Ha: There is a difference in the average prices of products sold at the three stores

Mean n Std. Dev
3.626 11 1.5161 Crosby’s
3.872 11 1.5504 Shaw’s
3.094 11 1.1601 Market Basket
3.531 33 1.4138 Total
ANOVA table
Source SS    df MS F    p-value
Treatment 3.4819 2 1.74096 0.86 .4319
Error 60.4801 30 2.01600
Total 63.9620 32

The p-value is 0.4319.

Since the p-value (0.4319) is greater than the significance level (0.05), we fail to reject the null hypothesis.

Therefore, we cannot conclude that there is a difference in the average prices of products sold at the three stores.
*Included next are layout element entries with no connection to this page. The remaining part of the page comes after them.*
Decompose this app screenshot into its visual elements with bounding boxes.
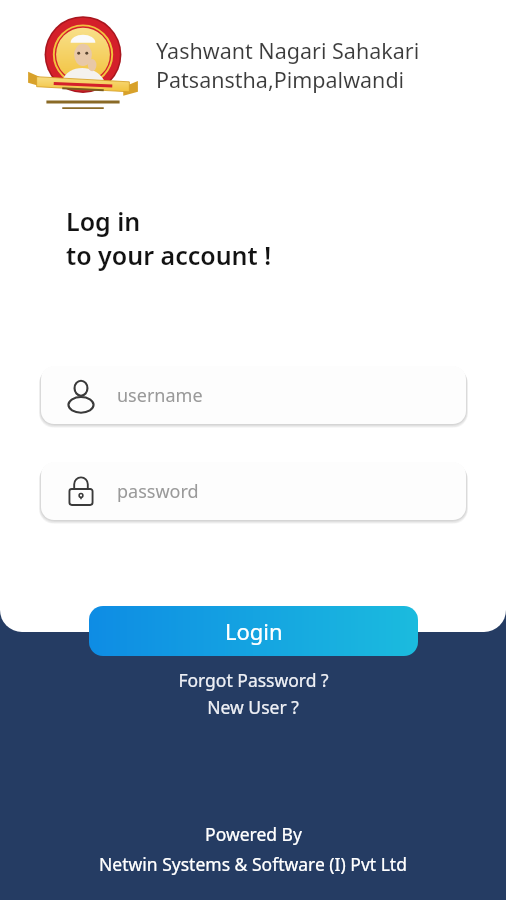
staticText: New User ? bbox=[207, 695, 299, 719]
button[interactable]: New User ? bbox=[0, 693, 506, 720]
staticText: Log in bbox=[66, 204, 141, 238]
button[interactable]: Username bbox=[41, 366, 466, 424]
other: Password bbox=[64, 474, 98, 508]
staticText: username bbox=[117, 383, 203, 408]
staticText: Powered By bbox=[205, 822, 302, 846]
staticText: Forgot Password ? bbox=[178, 668, 329, 692]
staticText: Login bbox=[225, 616, 283, 646]
staticText: password bbox=[117, 479, 199, 504]
button[interactable]: Password bbox=[41, 462, 466, 520]
staticText: to your account ! bbox=[66, 238, 272, 272]
staticText: Yashwant Nagari Sahakari bbox=[156, 36, 420, 65]
button[interactable]: Login bbox=[89, 606, 418, 656]
staticText: Netwin Systems & Software (I) Pvt Ltd bbox=[99, 852, 407, 876]
button[interactable]: Forgot Password ? bbox=[0, 666, 506, 693]
other: Username bbox=[64, 378, 98, 412]
other: Institution logo bbox=[22, 13, 144, 117]
staticText: Patsanstha,Pimpalwandi bbox=[156, 65, 405, 94]
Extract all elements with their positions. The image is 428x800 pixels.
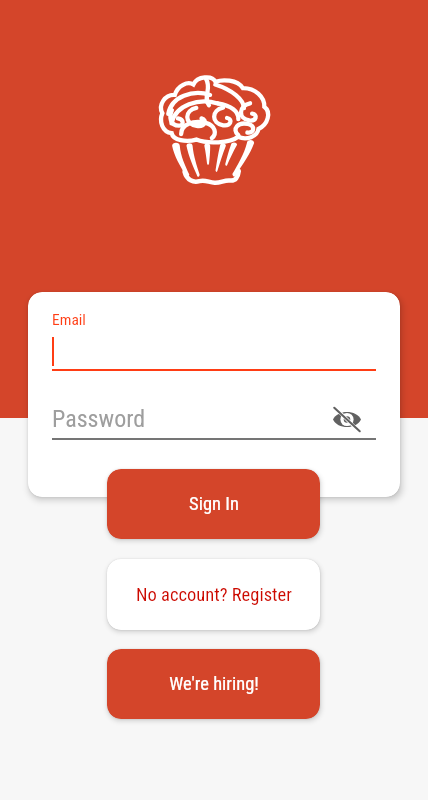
button[interactable]: Toggle password visibility [332,404,362,434]
staticText: No account? Register [136,584,292,606]
staticText: Password [52,405,146,433]
staticText: Sign In [189,493,239,515]
button[interactable]: Sign In [107,469,320,539]
staticText: We're hiring! [169,673,259,695]
button[interactable]: No account? Register [107,559,320,630]
button[interactable]: We're hiring! [107,649,320,719]
staticText: Email [52,311,86,329]
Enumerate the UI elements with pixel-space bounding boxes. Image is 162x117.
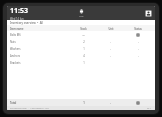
staticText: 4 xyxy=(83,54,85,58)
button[interactable]: Item name xyxy=(7,25,155,31)
button[interactable]: Bolts M6 xyxy=(7,31,155,38)
staticText: 1 xyxy=(83,47,85,51)
staticText: - xyxy=(110,47,111,51)
button[interactable]: Account xyxy=(144,9,153,18)
staticText: Status xyxy=(134,27,142,30)
staticText: Wed 14 Jun xyxy=(10,17,24,20)
staticText: - xyxy=(138,40,139,44)
staticText: LIVE xyxy=(79,15,84,18)
staticText: — xyxy=(82,33,85,37)
staticText: 1 xyxy=(83,61,85,65)
staticText: Washers xyxy=(10,47,21,51)
staticText: Synced just now · Last update 11:52 xyxy=(10,107,49,110)
staticText: 1 xyxy=(83,101,85,105)
staticText: Brackets xyxy=(10,61,21,65)
button[interactable]: Nuts xyxy=(7,38,155,45)
staticText: v2.1 xyxy=(147,107,152,110)
staticText: - xyxy=(110,101,111,105)
button[interactable]: Anchors xyxy=(7,52,155,59)
staticText: 11:53 xyxy=(10,6,28,16)
staticText: Unit xyxy=(108,27,114,30)
staticText: - xyxy=(138,47,139,51)
staticText: - xyxy=(138,54,139,58)
staticText: Stock xyxy=(80,27,87,30)
button[interactable]: Brackets xyxy=(7,59,155,66)
staticText: Nuts xyxy=(10,40,16,44)
staticText: Item name xyxy=(10,27,24,30)
staticText: Anchors xyxy=(10,54,20,58)
button[interactable]: App logo xyxy=(77,8,86,19)
button[interactable]: Washers xyxy=(7,45,155,52)
staticText: - xyxy=(110,54,111,58)
staticText: Bolts M6 xyxy=(10,33,21,37)
staticText: 2 xyxy=(83,40,85,44)
staticText: Inventory overview • All xyxy=(10,21,43,25)
button[interactable]: Total xyxy=(7,99,155,106)
staticText: - xyxy=(110,40,111,44)
staticText: Total xyxy=(10,101,17,105)
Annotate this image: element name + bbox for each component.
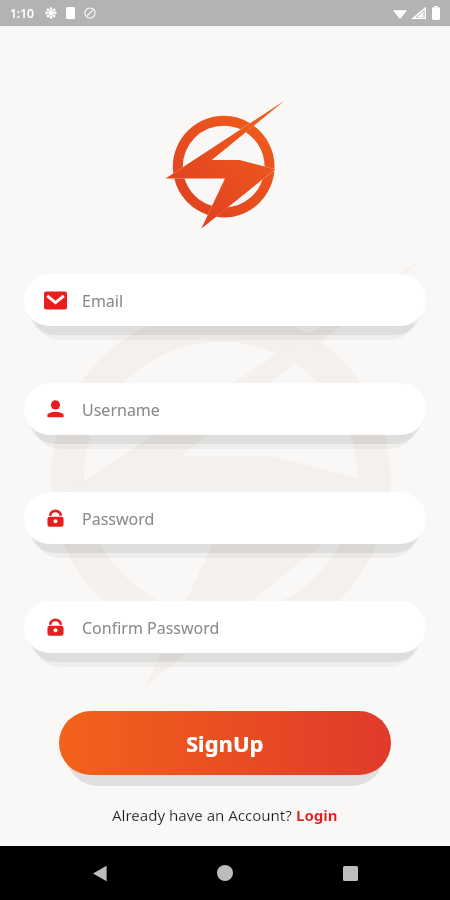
button[interactable]: Confirm Password — [24, 601, 426, 653]
staticText: Password — [82, 508, 155, 530]
button[interactable]: Email — [24, 274, 426, 326]
button[interactable]: Username — [24, 383, 426, 435]
button[interactable]: Recent apps — [326, 849, 374, 897]
button[interactable]: Back — [77, 849, 125, 897]
staticText: Confirm Password — [82, 617, 220, 639]
staticText: Username — [82, 399, 160, 421]
staticText: Already have an Account? — [112, 805, 296, 825]
staticText: Email — [82, 290, 124, 312]
staticText: 1:10 — [10, 5, 34, 21]
button[interactable]: SignUp — [59, 711, 391, 775]
staticText: SignUp — [186, 728, 264, 758]
button[interactable]: Home — [201, 849, 249, 897]
button[interactable]: Login — [296, 805, 338, 825]
button[interactable]: Password — [24, 492, 426, 544]
staticText: Login — [296, 805, 338, 825]
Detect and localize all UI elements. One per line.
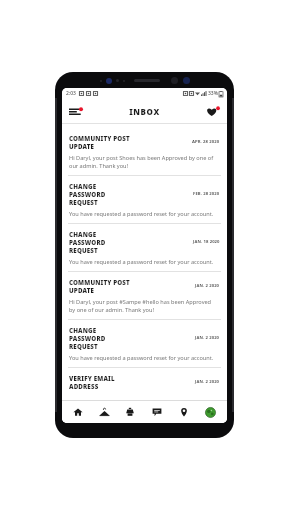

Determine whether differences exist in the average prices of the 11 products at the 5% significance level

The hypothesis being tested is:

H0: There is no difference in the average prices of the 11 products

Ha: There is a difference in the average prices of the 11 products

Mean n Std. Dev
1.660 3 0.2042 Two-liter Coke
4.360 3 0.5981 Doritos Chips
3.560 3 0.5076 Cheerios cereal
1.257 3 0.4041 Prince spaghetti
4.657 3 0.7638 Skippy peanut butter
5.157 3 0.7638 Cracker Barrel cheese
4.657 3 1.1547 Pepperidge Farm white bread
3.693 3 0.8849 Oreo cookies
1.857 3 0.5508 One dozen eggs*
4.423 3 0.4041 Coffee*
3.557 3 0.4041 Gallon of milk*
3.531 33 1.4138 Total
ANOVA table
Source SS    df MS F    p-value
Treatment 54.4951 10 5.44951 12.66 5.69E-07
Error 9.4669 22 0.43032
Total 63.9620 32

The p-value is 0.0000.

Since the p-value (0.0000) is less than the significance level (0.05), we can reject the null hypothesis.

Therefore, we can conclude that there is a difference in the average prices of the 11 products.

Determine which stores’ prices differ using Fisher’s Least Significant Difference Method, if it is found that differences exist in the average prices among these stores. Use a 5% significance level.

Using the Fisher LSD Method and 95% Confidence

Factor N Mean Grouping
Cracker Barrel cheese 3 5.157 A
Pepperidge Farm white bread 3 4.657 A B
Skippy peanut butter 3 4.657 A B
Coffee* 3 4.423 A B
Doritos Chips 3 4.360 A B
Oreo cookies 3 3.693 B
Cheerios cereal 3 3.560 B
Gallon of milk* 3 3.557 B
One dozen eggs* 3 1.857 C
Two-liter Coke 3 1.660 C
Prince spaghetti 3 1.257 C

Means that do not share a letter are significantly different.